Khirbat Sa'sa' Before 1948
At a distance of 15 km from Haifa, the village was located on a round, slightly elevated mound overlooking the eastern edge of the plain. Since scholars have identified the site as that of Roman Kefar Sasai, it is probable that at least part of the ruins visible in Khirbat Sa'sa' date to the early centuries A.D. Kefar Sasai is known to have been a village near the ancient boundary of Ptolemais (Acre) and Sepphoris (later Saffuriyya, in Nazareth District). Ruins on the site included building foundations, tombs carved in rocks, cisterns, and caves. South of the village lay Khirbat Jabyatha, an artificial mound with exposed wall fragments.

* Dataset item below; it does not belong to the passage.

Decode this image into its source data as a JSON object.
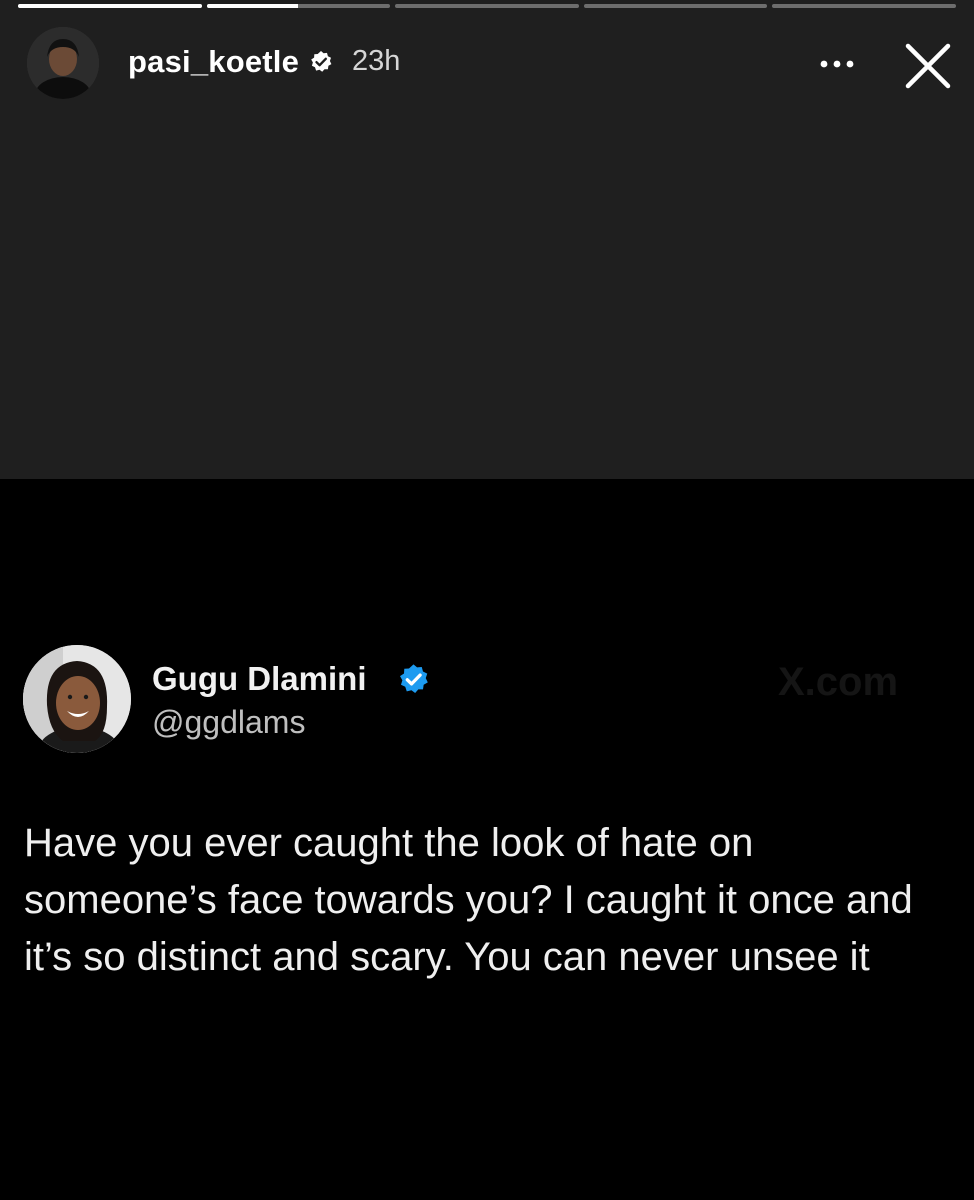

Occupation, Depopulation, and Israeli Settlements
Khirbat Sa'sa' and its nearby villages were part of an area seized in the early weeks of the war. Nevertheless, the majority of the communities in the vicinity were captured during the fall of Haifa, in the last week of April 1948. If the village remained unoccupied until the end of April, it was probably captured at this time by Haganah units who sought to consolidate their hold on Haifa.
There are no Israeli settlements on the village lands, which have been amalgamated with those of the Arab town of Shafa 'Amr.
The Village Today
There are a number of partially collapsed stone walls, one with a large arched opening. Cactuses and fig trees can be found scattered about the site, and the surrounding lands are used as a grazing area.